When she was ready to go into hypnosis, I asked Emma to gaze on her fingers and I gave her suggestions that her eyelids would start to feel heavy. Within a short time her eyes were closed and she was laid in my reclining chair in a state of deep relaxation. Her breathing was calm and regular, her body was supine and quite still. The speed with which she went into trance told me that she was one of the 25–30% of people who are naturally hypnotic (I call them ‘Number Ones’, for reasons which I’ll explain later). This meant that it was easy for her to enter a state of hypnosis and that she would be able to tap into the power of her subconscious mind in a deeper way than most people. I knew then that we had a good chance of working together to help her to stay alive.
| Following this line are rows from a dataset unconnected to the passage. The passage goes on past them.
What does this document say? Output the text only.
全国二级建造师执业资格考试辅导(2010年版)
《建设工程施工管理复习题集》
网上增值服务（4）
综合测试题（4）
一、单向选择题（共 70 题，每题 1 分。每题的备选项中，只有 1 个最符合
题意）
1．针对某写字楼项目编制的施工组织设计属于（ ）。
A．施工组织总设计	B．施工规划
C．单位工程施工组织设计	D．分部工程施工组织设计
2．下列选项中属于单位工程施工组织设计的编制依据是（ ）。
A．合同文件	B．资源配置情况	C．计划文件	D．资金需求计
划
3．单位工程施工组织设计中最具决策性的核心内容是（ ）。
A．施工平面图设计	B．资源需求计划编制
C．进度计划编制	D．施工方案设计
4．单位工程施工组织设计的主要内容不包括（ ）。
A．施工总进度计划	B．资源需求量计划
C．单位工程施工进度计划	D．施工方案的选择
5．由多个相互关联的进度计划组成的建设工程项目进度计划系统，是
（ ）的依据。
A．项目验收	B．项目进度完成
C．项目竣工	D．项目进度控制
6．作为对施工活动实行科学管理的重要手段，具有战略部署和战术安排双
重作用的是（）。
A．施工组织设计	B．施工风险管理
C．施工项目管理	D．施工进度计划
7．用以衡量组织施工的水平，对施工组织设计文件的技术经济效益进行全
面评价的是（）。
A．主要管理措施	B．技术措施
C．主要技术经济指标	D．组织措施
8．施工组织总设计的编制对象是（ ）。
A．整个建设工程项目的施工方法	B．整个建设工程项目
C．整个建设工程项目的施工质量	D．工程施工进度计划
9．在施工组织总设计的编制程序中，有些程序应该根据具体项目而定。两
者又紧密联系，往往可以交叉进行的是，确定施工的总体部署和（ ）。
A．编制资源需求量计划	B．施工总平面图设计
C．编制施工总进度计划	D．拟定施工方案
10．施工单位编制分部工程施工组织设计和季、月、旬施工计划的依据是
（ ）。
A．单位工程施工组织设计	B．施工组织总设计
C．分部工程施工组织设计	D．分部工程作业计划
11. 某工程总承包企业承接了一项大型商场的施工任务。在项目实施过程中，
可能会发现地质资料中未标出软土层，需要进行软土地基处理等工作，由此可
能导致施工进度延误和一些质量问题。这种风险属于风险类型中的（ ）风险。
In that first session I simply took Emma into trance and gave her post-hypnotic suggestions that after the session she would feel calm and at peace, that her subconscious would help her to let go of the pain, and that her body and mind would work together to help her to heal. Most importantly, I also asked her to visualise herself completely healed; to run a movie in her mind of how she wanted to be in the future, and to experience the feelings of how that would feel. This type of visualisation, called Positive Future Image Rehearsal (also known as Future Pacing), plants a seed of wellness in the subconscious and gives it something to work towards. If a person keeps imagining themselves how they want to be in the future, and if they regularly experience the feelings of how they want to be, their subconscious will create a journey to take them into that future state. Nowadays this concept has been popularised by the book and the movie The Secret.

When Emma came out of trance, she looked so different to how she had looked 30 minutes earlier. She looked lighter and she told me that she felt calmer than she had felt for months. She also felt optimistic that hypnotherapy might help her. I gave her one of my hypnotherapy recordings to play at home, she made an appointment to see me a week later and she departed, able to walk back down the stairs unaided.